Uwaga: dalsza część tekstu może zawierać spoilery z cz. 1-3 Darów Anioła.

Trudno pisać o Darach Anioła bez zdradzania fabuły, dlatego musisz mi wybaczyć te spoilery. Gdy Miasto szkła skończyło się obrzydliwym happy endem, nie miałam ochoty czytać dalej. stwierdziłam jednak, że dam autorce szansę, sprawdzę pierwszy rozdział i... po nim był kolejny, kolejny, aż do końca. 

Okazuje się, że to, co autorka jakby mimochodem wprowadziła do akcji poprzednich cześci i co na pierwszy rzut oka nie miało większego znaczenia, tutaj owocuje poważnymi konsekwencjami. Mamy więc wampira Simona, któremu nie straszne jest światło dzienne, i to wokół niego będzie budowana oś wydarzeń. Clary, przyjaciółka Simona, przed decydującą bitwą w Idrisie, naznacza go Znakiem Kaina (nawiązanie do klątwy, którą w Starym Testamencie Bóg rzucił na Kaina za morderstwo brata). Teraz Simon jest nie tylko nieśmiertelnym wampirem, ale też nikt nie może mu odebrać życia. Jednocześnie okazuje się, że sielanka Clary i Jace'a nie trwa długo - coś się dzieje i młody Nocny Łowca oddala się od swojej wybranki.
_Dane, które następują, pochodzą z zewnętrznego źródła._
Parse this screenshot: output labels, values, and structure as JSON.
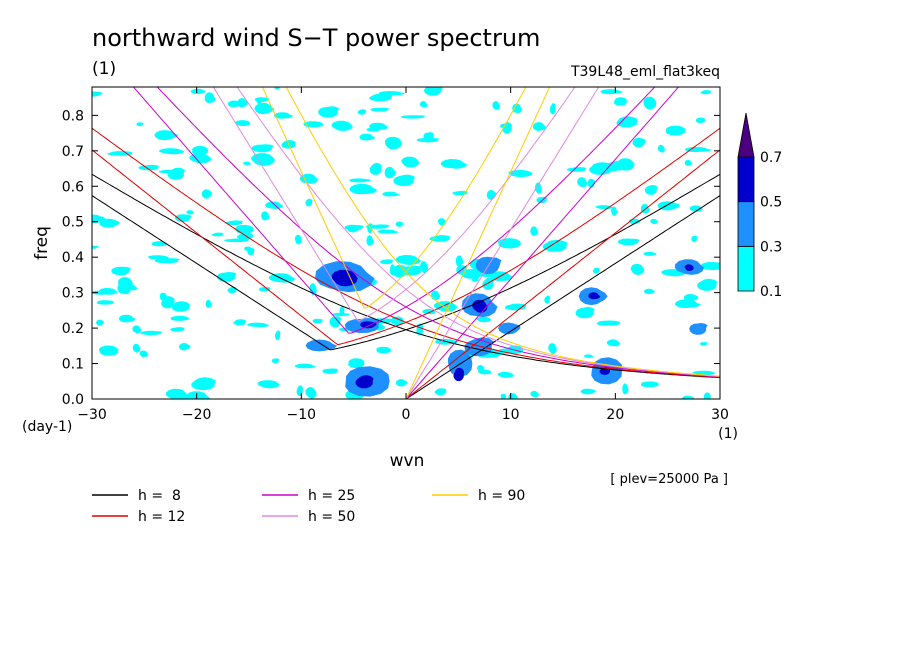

Powiem szczerze - o ile w poprzednich częściach bez trudu potrafiłam przewidzieć, jak dalej potoczą się wydarzenia, tutaj miałam zagwozdkę. Jace'a nawiedzają koszmary, które mogą być zarówno wynikiem ciężkich przeżyć w Idrisie, jak i działaniem potężnej magii. A jeżeli to wpływ magii, co oznaczają te sny? Jednak największym zaskoczeniem jest rola Simona, który dotychczas był jedynie dodatkiem do fabuły. W Mieście upadłych aniołów będziemy świadkiem wewnetrznej przemiany tego bohatera, który powoli zacznie uświadamiać, kim naprawdę jest i co go czeka w przyszłości. 

Małym rozczarowaniem jest Jace - stracił werwę, za którą go polubiłam w Mieście kości. Strata ogromna, nikt przecież nie potrzebuje kolejnego Edwarda czy Stefana. Dziewczyny wolą złych chłopców, albo przynajmniej takich, którzy nie odgrywają emoromantyków. Niestety, nie zapowiada się na zmainę w tym temacie, ponieważ autorka przygotowała Jace'owi nowe wyzwania. 

Autorka zostawia też okruchy, które prowadzą do nowych zagadek. Czego chce od Clary królowa Faerie? Czy starożytna wampirzyca dotrzyma słowa danego Alecowi? Czy Magnus Bane gotów jest poświęcić swoją nieśmiertelność dla miłości swego życia? Tak, Miasto upadłych aniołów jest jedną z lepszych książek z serii Cassandry Clare. Ma spójną i intrygującą fabułę, romantyczny wątek odsuwa na drugi plan, wprowadza nowych, ciekawych bohaterów. Słowem, dzieje się. Mocna czwórka!


Podsumowanie: porucznik****
Oprawa graficzna: 5/6

Poprzednie części Darów Anioła >>

3 komentarze:

  1. Mam wszystkie części. Leżą grzecznie na półeczce i czekają na swoją kolej :)

    OdpowiedzUsuń
  2. My brother recommended I would possibly like this blog.
    He was totally right. This submit truly made my day.
    You can not consider just how much time I had spent for this info!
    Thank you!

    My web site; oklahoma injury attorney

    OdpowiedzUsuń

Podziel się swoją opinią

Misja: K.S.I.A.Ż.K.A. Wszelkie prawa zastrzeżone. Obsługiwane przez usługę Blogger.